METHODS: Using members of a large, community-based health plan from 2006 to 2010, we developed a method to identify patients with lung nodules, by combining five diagnostic codes, four procedural codes, and a natural language processing algorithm that performed free text searches of radiology transcripts. An experienced pulmonologist reviewed a random sample of 116 radiology transcripts, providing a reference standard for the natural language processing algorithm.

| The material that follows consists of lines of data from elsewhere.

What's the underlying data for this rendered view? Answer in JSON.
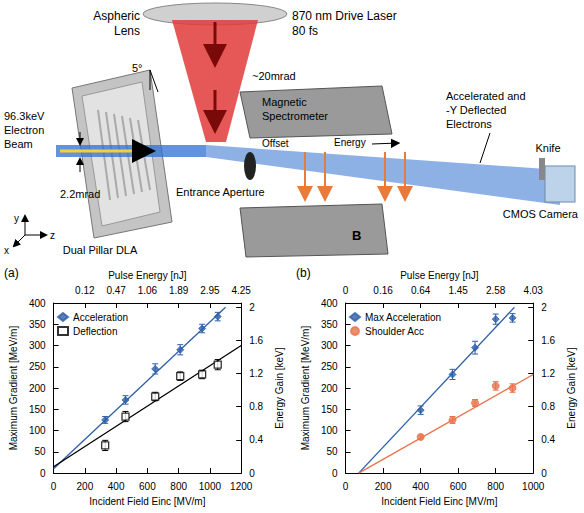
{
  "diagram": {
    "lens": [
      "Aspheric",
      "Lens"
    ],
    "laser": [
      "870 nm Drive Laser",
      "80 fs"
    ],
    "angle": "5°",
    "beam": [
      "96.3keV",
      "Electron",
      "Beam"
    ],
    "beam_divergence": "2.2mrad",
    "cone_divergence": "~20mrad",
    "spectrometer": [
      "Magnetic",
      "Spectrometer"
    ],
    "offset": "Offset",
    "energy": "Energy",
    "field": "B",
    "aperture": "Entrance Aperture",
    "dla": "Dual Pillar DLA",
    "electrons": [
      "Accelerated and",
      "-Y Deflected",
      "Electrons"
    ],
    "knife": "Knife",
    "camera": "CMOS Camera",
    "axes": {
      "y": "y",
      "x": "x",
      "z": "z"
    }
  },
  "chart_data": [
    {
      "type": "scatter",
      "panel": "(a)",
      "xlabel": "Incident Field Einc [MV/m]",
      "x2label": "Pulse Energy [nJ]",
      "ylabel": "Maximum Gradient [MeV/m]",
      "y2label": "Energy Gain [keV]",
      "xlim": [
        0,
        1200
      ],
      "xticks": [
        0,
        200,
        400,
        600,
        800,
        1000,
        1200
      ],
      "x2lim": [
        0,
        1200
      ],
      "x2ticks": [
        {
          "value": 200,
          "label": "0.12"
        },
        {
          "value": 400,
          "label": "0.47"
        },
        {
          "value": 600,
          "label": "1.06"
        },
        {
          "value": 800,
          "label": "1.89"
        },
        {
          "value": 1000,
          "label": "2.95"
        },
        {
          "value": 1200,
          "label": "4.25"
        }
      ],
      "ylim": [
        0,
        400
      ],
      "yticks": [
        0,
        50,
        100,
        150,
        200,
        250,
        300,
        350,
        400
      ],
      "y2lim": [
        0,
        2.05
      ],
      "y2ticks": [
        0,
        0.4,
        0.8,
        1.2,
        1.6,
        2
      ],
      "grid": false,
      "legend": "upper left",
      "series": [
        {
          "name": "Acceleration",
          "color": "#2e5fa8",
          "marker": "diamond",
          "x": [
            330,
            460,
            650,
            810,
            950,
            1050
          ],
          "values": [
            125,
            172,
            245,
            290,
            340,
            368
          ],
          "errors": [
            8,
            10,
            12,
            12,
            10,
            10
          ]
        },
        {
          "name": "Deflection",
          "color": "#000000",
          "marker": "square_open",
          "x": [
            330,
            460,
            650,
            810,
            950,
            1050
          ],
          "values": [
            65,
            133,
            180,
            228,
            232,
            255
          ],
          "errors": [
            12,
            12,
            10,
            10,
            10,
            12
          ]
        }
      ],
      "fits": [
        {
          "color": "#2e5fa8",
          "x": [
            0,
            1100
          ],
          "values": [
            10,
            390
          ]
        },
        {
          "color": "#000000",
          "x": [
            0,
            1200
          ],
          "values": [
            15,
            300
          ]
        }
      ]
    },
    {
      "type": "scatter",
      "panel": "(b)",
      "xlabel": "Incident Field Einc [MV/m]",
      "x2label": "Pulse Energy [nJ]",
      "ylabel": "Maximum Gradient [MeV/m]",
      "y2label": "Energy Gain [keV]",
      "xlim": [
        0,
        1000
      ],
      "xticks": [
        0,
        200,
        400,
        600,
        800,
        1000
      ],
      "x2lim": [
        0,
        1000
      ],
      "x2ticks": [
        0,
        {
          "value": 200,
          "label": "0.16"
        },
        {
          "value": 400,
          "label": "0.64"
        },
        {
          "value": 600,
          "label": "1.45"
        },
        {
          "value": 800,
          "label": "2.58"
        },
        {
          "value": 1000,
          "label": "4.03"
        }
      ],
      "ylim": [
        0,
        400
      ],
      "yticks": [
        0,
        50,
        100,
        150,
        200,
        250,
        300,
        350,
        400
      ],
      "y2lim": [
        0,
        2.05
      ],
      "y2ticks": [
        0,
        0.4,
        0.8,
        1.2,
        1.6,
        2
      ],
      "grid": false,
      "legend": "upper left",
      "series": [
        {
          "name": "Max Acceleration",
          "color": "#2e5fa8",
          "marker": "diamond",
          "x": [
            400,
            570,
            690,
            800,
            890
          ],
          "values": [
            148,
            232,
            295,
            362,
            365
          ],
          "errors": [
            10,
            12,
            15,
            12,
            10
          ]
        },
        {
          "name": "Shoulder Acc",
          "color": "#e8734a",
          "marker": "circle",
          "x": [
            400,
            570,
            690,
            800,
            890
          ],
          "values": [
            85,
            125,
            165,
            205,
            200
          ],
          "errors": [
            5,
            8,
            8,
            10,
            10
          ]
        }
      ],
      "fits": [
        {
          "color": "#2e5fa8",
          "x": [
            70,
            900
          ],
          "values": [
            0,
            390
          ]
        },
        {
          "color": "#e8734a",
          "x": [
            70,
            1000
          ],
          "values": [
            0,
            232
          ]
        }
      ]
    }
  ]
}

RESULTS: With the use of an automated method, we identified 7112 unique members as having one or more incident lung nodules. The mean age of the patients was 65 years (standard deviation 14 years). There were slightly more women (54%) than men, and Hispanics and non-whites comprised 45% of the lung nodule cohort. Thirty-six percent were never smokers whereas 11% were current smokers. Fourteen percent of the patients were subsequently diagnosed with lung cancer. The sensitivity and specificity of the natural language processing algorithm for identifying the presence of lung nodules were 96% and 86%, respectively, compared with clinician review. Among the true positive transcripts in the validation sample, only 35% were solitary and unaccompanied by one or more associated findings, and 56% measured 8 to 30 mm in diameter.
CONCLUSIONS: A combination of diagnostic codes, procedural codes, and a natural language processing algorithm for free text searching of radiology reports can accurately and efficiently identify patients with incident lung nodules, many of whom are subsequently diagnosed with lung cancer.